Bei Diabetikern sind chronisch infizierte Wunden oft ein großes Problem. Einen raffinierten Heilungsansatz aus der Nanomedizin präsentiert ein chinesisches Forschungsteam in der Zeitschrift Angewandte Chemie. Die Wissenschaftler:innen schalteten die wundverursachenden Bakterien mit einer Lösung aus Nanokapseln aus, die das Wundmilieu verändern und reaktive Sauerstoffspezies ausschütten.
Bakterien finden in chronischen Wunden von Diabetikern einen idealen Nährboden. In der glukosereichen Umgebung bilden sie Biofilme, die Antibiotika nur schwer durchdringen können. Zudem ist das körpereigene Immunsystem häufig geschwächt. Einen erfolgversprechenden Ansatz bildet hier die chemodynamische Therapie. An Ort und Stelle produzierte reaktive Sauerstoffspezies schwächen und schädigen die Bakterienzellen, bis sie absterben.
Die Produktion der Sauerstoffradikale übernimmt ein Katalysator. Er zersetzt Wasserstoffperoxid in unmittelbarer Umgebung der Zelle, am besten direkt auf oder in der Zellwand.
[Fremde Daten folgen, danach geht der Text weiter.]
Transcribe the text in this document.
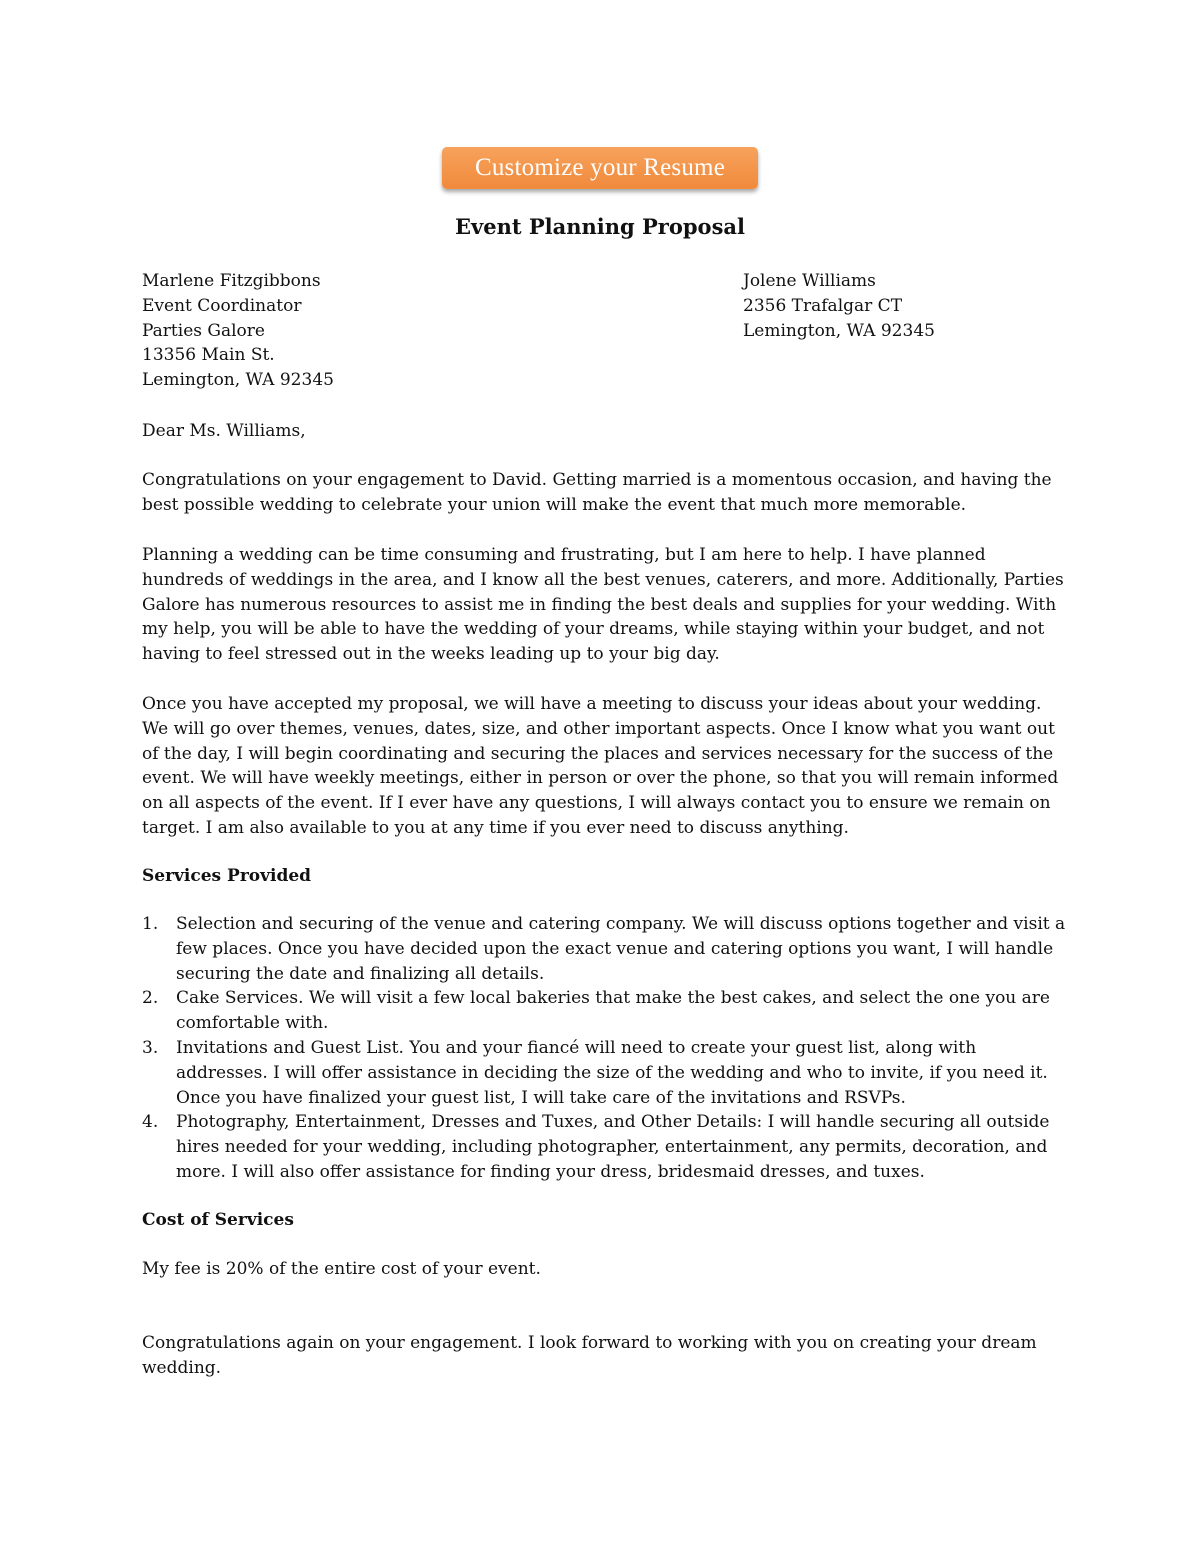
Customize your Resume
Event Planning Proposal
Marlene Fitzgibbons
Event Coordinator
Parties Galore
13356 Main St.
Lemington, WA 92345
Jolene Williams
2356 Trafalgar CT
Lemington, WA 92345

Dear Ms. Williams,

Congratulations on your engagement to David. Getting married is a momentous occasion, and having the best possible wedding to celebrate your union will make the event that much more memorable.

Planning a wedding can be time consuming and frustrating, but I am here to help. I have planned hundreds of weddings in the area, and I know all the best venues, caterers, and more. Additionally, Parties Galore has numerous resources to assist me in finding the best deals and supplies for your wedding. With my help, you will be able to have the wedding of your dreams, while staying within your budget, and not having to feel stressed out in the weeks leading up to your big day.

Once you have accepted my proposal, we will have a meeting to discuss your ideas about your wedding. We will go over themes, venues, dates, size, and other important aspects. Once I know what you want out of the day, I will begin coordinating and securing the places and services necessary for the success of the event. We will have weekly meetings, either in person or over the phone, so that you will remain informed on all aspects of the event. If I ever have any questions, I will always contact you to ensure we remain on target. I am also available to you at any time if you ever need to discuss anything.

Services Provided
1.	Selection and securing of the venue and catering company. We will discuss options together and visit a few places. Once you have decided upon the exact venue and catering options you want, I will handle securing the date and finalizing all details.
2.	Cake Services. We will visit a few local bakeries that make the best cakes, and select the one you are comfortable with.
3.	Invitations and Guest List. You and your fiancé will need to create your guest list, along with addresses. I will offer assistance in deciding the size of the wedding and who to invite, if you need it. Once you have finalized your guest list, I will take care of the invitations and RSVPs.
4.	Photography, Entertainment, Dresses and Tuxes, and Other Details: I will handle securing all outside hires needed for your wedding, including photographer, entertainment, any permits, decoration, and more. I will also offer assistance for finding your dress, bridesmaid dresses, and tuxes.
Cost of Services

My fee is 20% of the entire cost of your event.

Congratulations again on your engagement. I look forward to working with you on creating your dream wedding.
Als Katalysator eignen sich Platin-Nanopartikel besonders gut. Diese Nanopartikel sind mit Aptameren besetzt – kurze DNA-Stücke, die an Bakterien binden. Wegen ihrer Aktivität, die an die von Enzymen erinnert, werden solche Katalysatorkpartikel Nanozyme genannt. Das Nanozym heftet sich an die Bakterien und setzt – sofern Wasserstoffperoxid vorhanden ist – Sauerstoffradikale in der Zelle frei.
Der Katalysator kann das Wasserstoffperoxid jedoch nur im Sauren zersetzen, also bei niedrigem pH. In einer typischen Diabeteswunde herrscht jedoch ein alkalisches Milieu vor. Um das Nanozymsystem dennoch arbeiten zu lassen, griffen Ronghua Yang von der Changsha University of Science and Technology in Changsha (China) und seine Kolleg:innen in die biochemische Trickkiste.
Das Team machte sich den Umstand zunutze, dass Diabeteswunden reich an Glukose sind. Das mikrobielle Enzym Glucoseoxidase, das aus der medizinischen Diagnostik und der Lebensmittelindustrie bekannt ist, setzt Glukose mit Sauerstoff zu Gluconsäure um, wobei Wasserstoffperoxid sowie eine saure Lösung entstehen. Also hefteten die Forscher:innen dieses Enzym auf die Nanozyme. Schließlich betteten sie alles in eine schützende Hülle aus Hyaluronsäure.
Durch die Hülle wuchsen nicht nur die Nanozym-Partikel um das Fünffache auf etwa 0,1 Mikrometer an (was ein Zehntel der Bakteriengröße ist), sie wurden auch stabil und hielten mindestens 30 Tage in Lösung ohne Veränderung durch. Außer zur Stabilisierung diente die Hyaluronsäurehülle noch einem weiteren Zweck: Bakterien geben Enzyme ab, die Hyaluronsäure zersetzen. Das bedeutet, dass die Bakterien das gegen sie gerichtete System selbst aktivieren, so der Gedankengang der Forschenden.
Auf Bakterienkulturen von Staphylococcus aureus angesetzt, vernichtete die Nanokapsel-Lösung die Bakterien innerhalb weniger Stunden. Dann behandelten die Forscher:innen damit chronisch infizierte Wunden von Diabetes-kranken Mäusen. Das Ergebnis war eindeutig: Unter identischen Bedingungen heilten nur mit der Nanokapsel-Lösung versorgten Wunden vollständig und schnell.
„Dafür mussten wir keine neuen Nanomaterialien herstellen“, schreiben die Autor:innen. „Wir lösten die physiologischen Einschränkungen der Nanozyme durch Regulation der lokalen Mikroumgebung.“ Auch für andere Nanozym-Systeme würden sich solche Anpassungen eignen, argumentieren sie weiter.